Keywords: curriculum; early childhood education; freedom practice.

  1. Introdução

Ao tratarmos do conteúdo da Educação infantil remetemo-nos a outro texto, fruto de uma investigação realizada para tese de doutoramento. Este conteúdo reinventado a partir da ideia de currículo em ação (Gimeno, 2000), se realiza enquanto processo de autoria compartilhada entre adultos e crianças (Oliveira, 2010). Tomamos o currículo prescrito como partitura e compreendemos que, assim como os músicos, os sujeitos envolvidos com a prática curricular, ou seja, a melodia, reinventam a mesma indicando outras possibilidades e sentidos. Retomar referências do passado para pensar, perceber o presente e avançar para o futuro se dá como uma necessidade de “escovar a história a contrapelo” conforme recomenda Walter Benjamin. Assim, os princípios, valores que adotamos/defendemos direcionam nossos olhares para práticas do passado que projetam outra possibilidade de realidade social através do reconhecimento das diferentes infâncias e suas demandas por intervenção na realidade. Referenciamos as experiências de Celestín Freinet e Mario de Andrade como indicativos de que a formação humana deve tomar as dimensões artística, da cultura popular, do trabalho, da participação, da autoria, tomando a liberdade como componente curricular. Ambas as experiências traduzem a necessidade de construção dialética do currículo da Educação Infantil respeitando e reconhecendo a diversidade de infâncias não como obstáculo, mas como fundamento da essência humana. Os sujeitos visam à liberdade, mas na relação de dominação, indicam o aprisionamento como recurso para o condicionamento e adestramento humano desde a pequena infância. A liberdade questiona as verdades pedagógicas registradas historicamente pelos vencedores e alimenta a intervenção dos vencidos deixando à mostra o que há por debaixo dos pêlos – outras histórias a serem contadas. Apesar de reconhecermos a relevância de experiências curriculares inovadoras na Educação Infantil, como o caso de Reggio Emilia, na Itália, evidenciada especialmente através de seu precursor Loris Malaguzzi, defendemos, neste material, a coerência político-cultural-ideológica-pedagógica dos autores apresentados. Defendemos esses, especialmente, por serem, na atualidade, autores pouco estudados nos cursos de formação inicial e continuada de professores.

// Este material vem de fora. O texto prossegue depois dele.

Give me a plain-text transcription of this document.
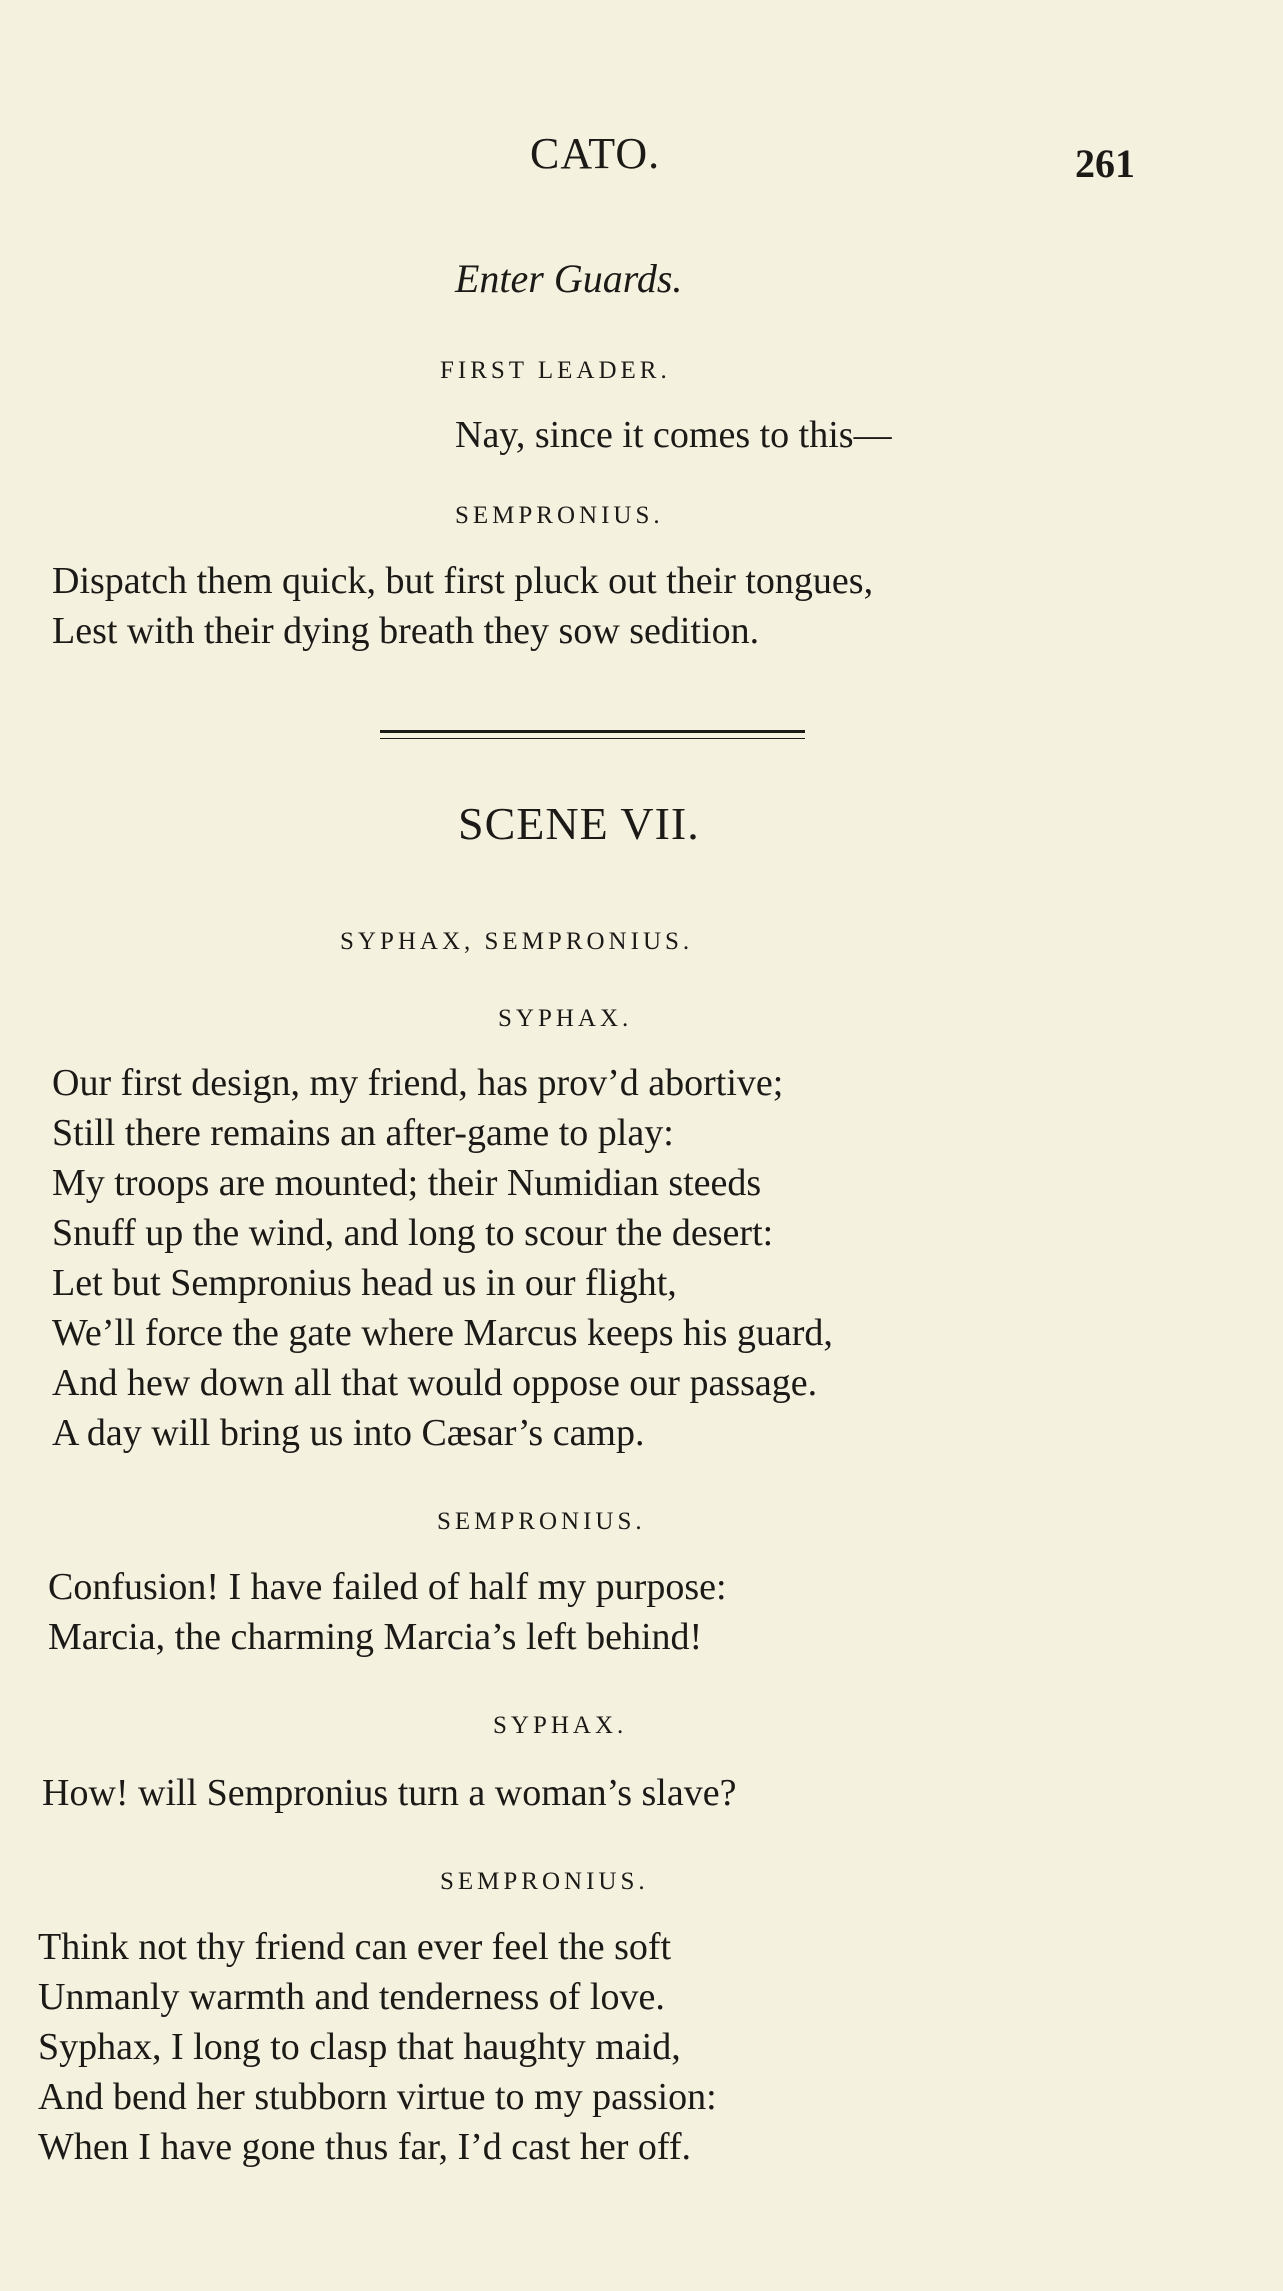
CATO.	261
Enter Guards.
FIRST LEADER.
Nay, since it comes to this—
SEMPRONIUS.
Dispatch them quick, but first pluck out their tongues,
Lest with their dying breath they sow sedition.
SCENE VII.
SYPHAX, SEMPRONIUS.
SYPHAX.
Our first design, my friend, has prov’d abortive;
Still there remains an after-game to play:
My troops are mounted; their Numidian steeds
Snuff up the wind, and long to scour the desert:
Let but Sempronius head us in our flight,
We’ll force the gate where Marcus keeps his guard,
And hew down all that would oppose our passage.
A day will bring us into Cæsar’s camp.
SEMPRONIUS.
Confusion! I have failed of half my purpose:
Marcia, the charming Marcia’s left behind!
SYPHAX.
How! will Sempronius turn a woman’s slave?
SEMPRONIUS.
Think not thy friend can ever feel the soft
Unmanly warmth and tenderness of love.
Syphax, I long to clasp that haughty maid,
And bend her stubborn virtue to my passion:
When I have gone thus far, I’d cast her off.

Reconhecendo a validade da investigação militante (Malo, 2004), adotamos uma abordagem qualitativa (Minayo, 2006) através da Pesquisa Participante (Brandão, 2003; Freire, 2006) e técnicas da Sociologia da Infância (Ferreira, 2008; Sarmento, 2005 y 2008) quando observamos a necessidade da participação das crianças no processo investigativo.

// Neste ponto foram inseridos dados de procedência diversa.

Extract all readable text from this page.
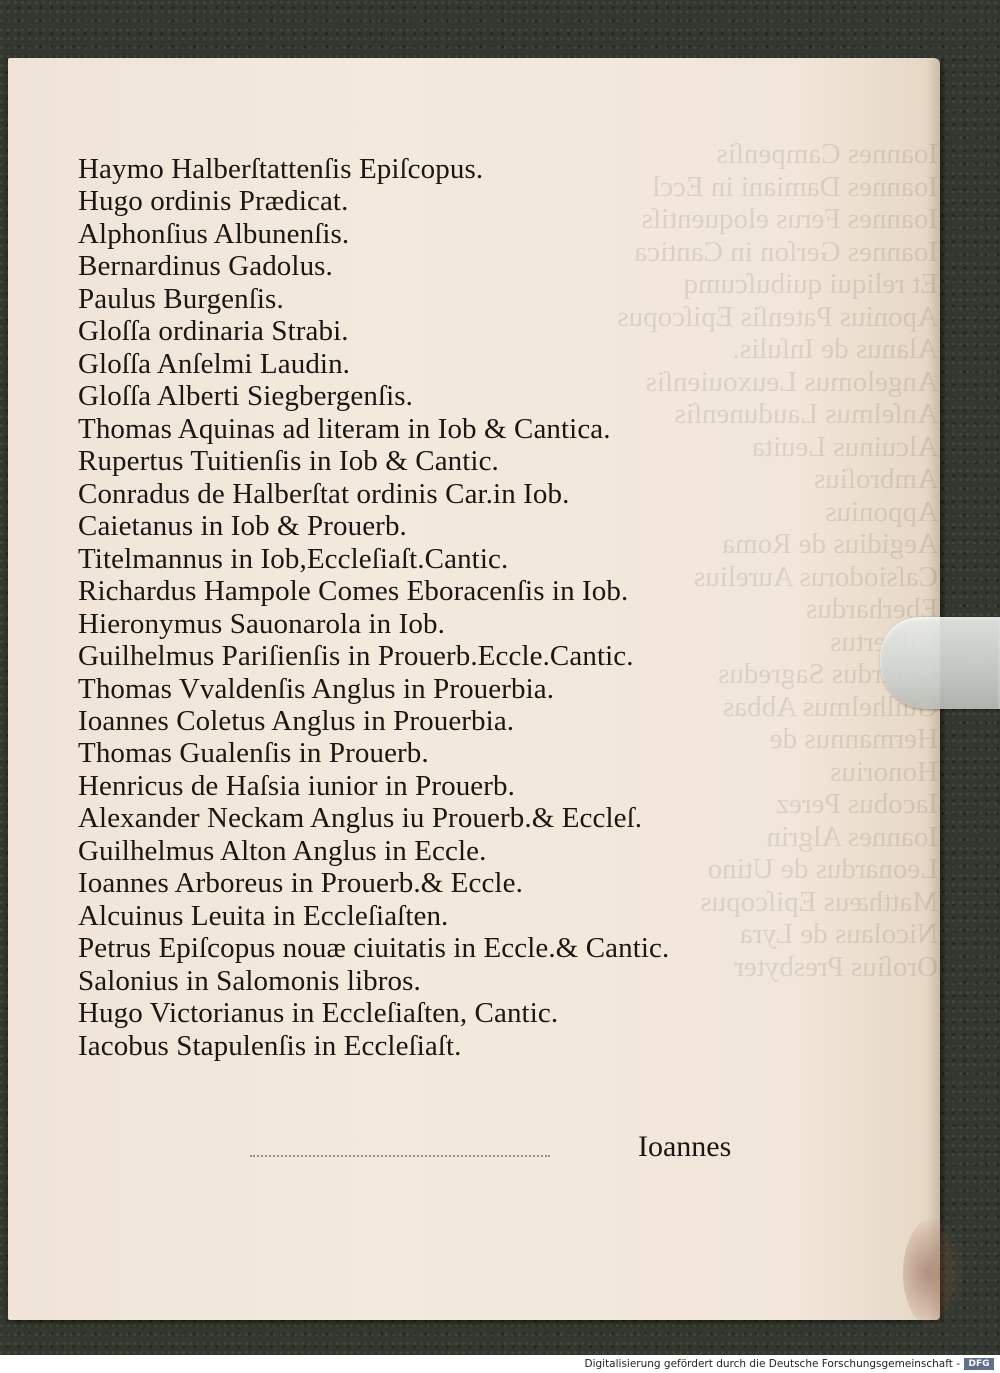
Ioannes Campenſis
Ioannes Damiani in Eccl
Ioannes Ferus eloquentiſs
Ioannes Gerſon in Cantica
Et reliqui quibuſcumq
Aponius Patenſis Epiſcopus
Alanus de Inſulis.
Angelomus Leuxouienſis
Anſelmus Laudunenſis
Alcuinus Leuita
Ambroſius
Apponius
Aegidius de Roma
Caſsiodorus Aurelius
Eberhardus

Gerardus Sagredus
Guilhelmus Abbas
Hermannus de
Honorius
Iacobus Perez
Ioannes Algrin
Leonardus de Utino
Matthæus Epiſcopus
Nicolaus de Lyra
Oroſius Presbyter
Haymo Halberſtattenſis Epiſcopus.
Hugo ordinis Prædicat.
Alphonſius Albunenſis.
Bernardinus Gadolus.
Paulus Burgenſis.
Gloſſa ordinaria Strabi.
Gloſſa Anſelmi Laudin.
Gloſſa Alberti Siegbergenſis.
Thomas Aquinas ad literam in Iob & Cantica.
Rupertus Tuitienſis in Iob & Cantic.
Conradus de Halberſtat ordinis Car.in Iob.
Caietanus in Iob & Prouerb.
Titelmannus in Iob,Eccleſiaſt.Cantic.
Richardus Hampole Comes Eboracenſis in Iob.
Hieronymus Sauonarola in Iob.
Guilhelmus Pariſienſis in Prouerb.Eccle.Cantic.
Thomas Vvaldenſis Anglus in Prouerbia.
Ioannes Coletus Anglus in Prouerbia.
Thomas Gualenſis in Prouerb.
Henricus de Haſsia iunior in Prouerb.
Alexander Neckam Anglus iu Prouerb.& Eccleſ.
Guilhelmus Alton Anglus in Eccle.
Ioannes Arboreus in Prouerb.& Eccle.
Alcuinus Leuita in Eccleſiaſten.
Petrus Epiſcopus nouæ ciuitatis in Eccle.& Cantic.
Salonius in Salomonis libros.
Hugo Victorianus in Eccleſiaſten, Cantic.
Iacobus Stapulenſis in Eccleſiaſt.
Ioannes
Digitalisierung gefördert durch die Deutsche Forschungsgemeinschaft - DFG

Com isso, objetivamos reconhecer experiências de autoria curricular na Educação Infantil no Brasil que se contrapõem a lógica do modelo capitalista e articular as experiências do presente com o passado, integrando diferentes sujeitos e tempos históricos a fim de projetar o futuro visando outra possibilidade de formação humana desde a pequena infância. Uma formação pela e para liberdade.

  1. A compreensão do currículo como partitura... Do que tratamos quando referimo-nos à práxis? As contradições
    da ação curricular

O currículo vem sendo material de estudo de diferentes pesquisas que se dedicam a observá-lo, analisá-lo, caracterizá-lo, questioná-lo a partir de perspectivas distintas. Por isso, anunciamos aqui que não pretendemos tratar do detalhamento da história do currículo, ainda que a mesma se revele como pano de fundo, quando optamos por caminhar a partir das diferentes perspectivas que o fundamentam demarcando, enfim, nossa posição.

A conceitualização do currículo, bem como o esforço para projetá-lo, vincula-se imediatamente às pretensões de formação humana e às projeções de sociedade com as quais os estudiosos do campo se identificam. A definição de currículo carrega o que a teoria que o sustenta – de acordo com as escolhas de quem o define – defende e dissemina. “Uma definição [de currículo] não nos revela o que é, essencialmente, o currículo: uma definição nos revela o que uma determinada teoria pensa o que o currículo é.” (Silva, 2007, p. 14).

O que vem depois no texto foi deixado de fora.